Introduction to New USGS Services • dataRetrieval

As we bid adieu to the NWIS web services, we welcome a host of new web service offering: the USGS Water Data OGC APIs. This is a modern access point for USGS water data. The USGS will be modernizing all of the NWIS web services in the near future. For each of these updates, dataRetrieval will create a new function to access the new services and deprecate functions for accessing the legacy services.

This document will introduce each new function (note as time goes on, we’ll update this document to include additional functions). Note the timeline for the NWIS servers being shut down is currently very uncertain. We’d recommend incorporating these new functions as soon as possible to avoid future headaches.

New Features

Each new “API endpoint” will deliver a new type of USGS data. Currently the available endpoints are “monitoring-locations”, “time-series-metadata”, and “daily”. All of these endpoints offer some new features that the legacy services did not have:

Flexible Queries

When you look at the help file for the new functions, you’ll notice there are many more arguments. These are mostly set by default to NA. You DO NOT need to (and most likely should not!) specify all of these parameters. The requested filters are appended as Boolean “AND”s, meaning if you specify a vector of monitoring locations and parameter codes, you will only get back those specified monitoring locations with the specified parameter codes.

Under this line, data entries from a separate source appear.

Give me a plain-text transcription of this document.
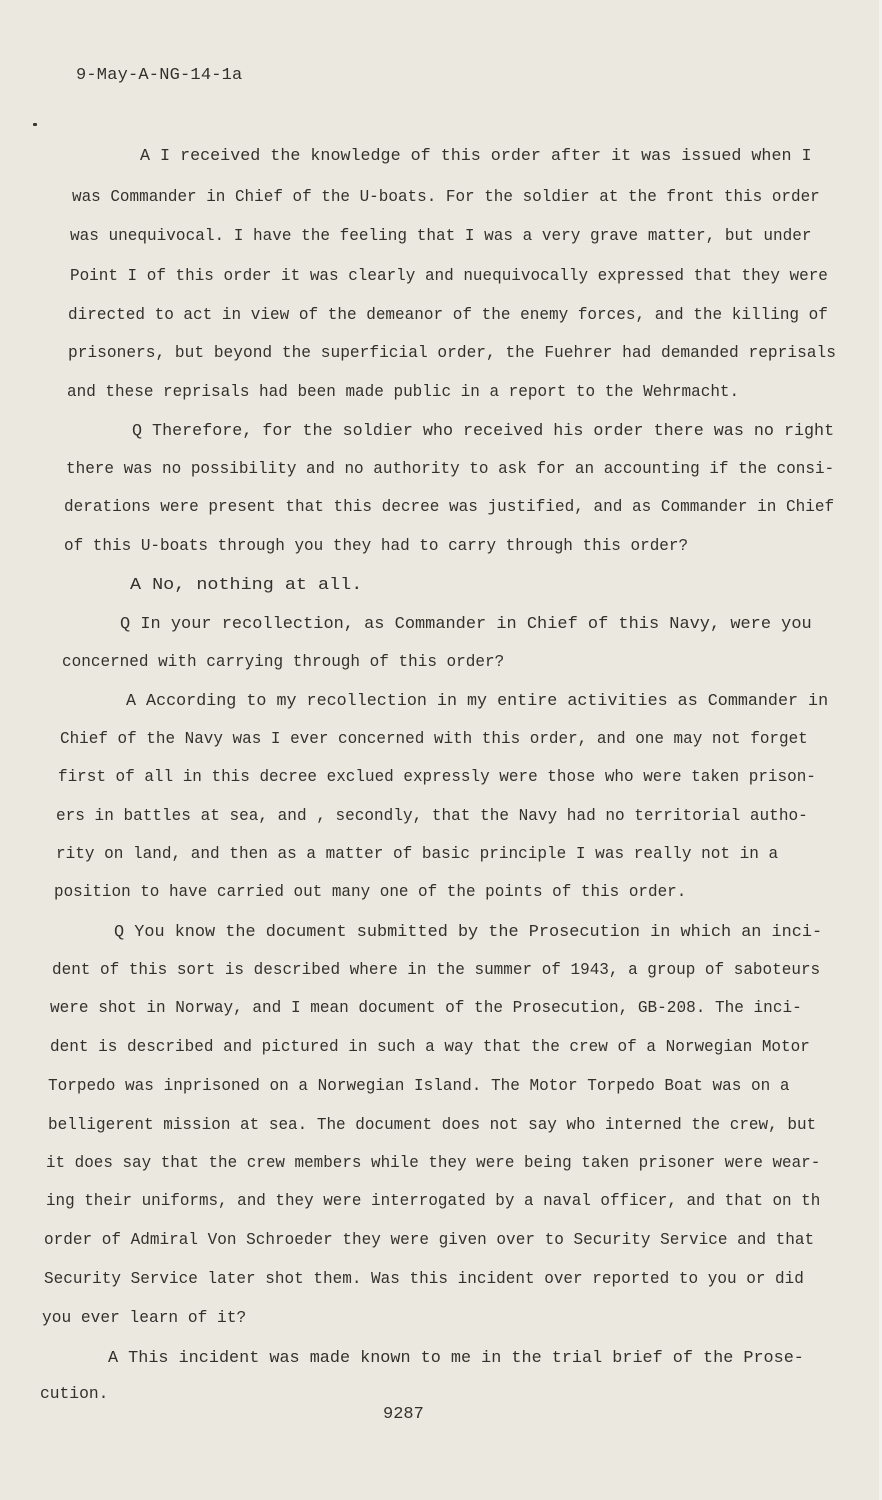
9-May-A-NG-14-1a
A I received the knowledge of this order after it was issued when I
was Commander in Chief of the U-boats. For the soldier at the front this order
was unequivocal. I have the feeling that I was a very grave matter, but under
Point I of this order it was clearly and nuequivocally expressed that they were
directed to act in view of the demeanor of the enemy forces, and the killing of
prisoners, but beyond the superficial order, the Fuehrer had demanded reprisals
and these reprisals had been made public in a report to the Wehrmacht.
Q Therefore, for the soldier who received his order there was no right
there was no possibility and no authority to ask for an accounting if the consi-
derations were present that this decree was justified, and as Commander in Chief
of this U-boats through you they had to carry through this order?
A No, nothing at all.
Q In your recollection, as Commander in Chief of this Navy, were you
concerned with carrying through of this order?
A According to my recollection in my entire activities as Commander in
Chief of the Navy was I ever concerned with this order, and one may not forget
first of all in this decree exclued expressly were those who were taken prison-
ers in battles at sea, and , secondly, that the Navy had no territorial autho-
rity on land, and then as a matter of basic principle I was really not in a
position to have carried out many one of the points of this order.
Q You know the document submitted by the Prosecution in which an inci-
dent of this sort is described where in the summer of 1943, a group of saboteurs
were shot in Norway, and I mean document of the Prosecution, GB-208. The inci-
dent is described and pictured in such a way that the crew of a Norwegian Motor
Torpedo was inprisoned on a Norwegian Island. The Motor Torpedo Boat was on a
belligerent mission at sea. The document does not say who interned the crew, but
it does say that the crew members while they were being taken prisoner were wear-
ing their uniforms, and they were interrogated by a naval officer, and that on th
order of Admiral Von Schroeder they were given over to Security Service and that
Security Service later shot them. Was this incident over reported to you or did
you ever learn of it?
A This incident was made known to me in the trial brief of the Prose-
cution.
9287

A side bonus of this is that since all of the potential arguments are defined, your favorite integrated development environment (IDE) will almost certainly have an autocomplete feature to let you tab through the potential options.

Flexible Columns Returned

Users can pick which columns are returned with the “properties” argument. Available properties can be discovered with the check_OGC_requests function:

daily_schema <- check_OGC_requests(endpoint = "daily", type = "schema")
names(daily_schema$properties)

##  [1] "geometry"              
##  [2] "id"                    
##  [3] "time_series_id"        
##  [4] "monitoring_location_id"
##  [5] "parameter_code"        
##  [6] "statistic_id"          
##  [7] "time"                  
##  [8] "value"                 
##  [9] "unit_of_measure"       
## [10] "approval_status"       
## [11] "qualifier"             
## [12] "last_modified"

API Tokens

You can register an API key for use with USGS water data APIs. There are now limits on how many queries can be requested per IP address per hour. If you find yourself running into limits, you can request an API token here: https://api.waterdata.usgs.gov/signup/

Then save your token in your .Renviron file like this:

API_USGS_PAT = "my_super_secret_token"

You can use usethis::edit_r_environ() to edit find and open your .Renviron file. You will need to restart R for that variable to be recognized. You should not add this file to git projects or generally share your API key. Anyone else using your API key will count against the number of requests available to you!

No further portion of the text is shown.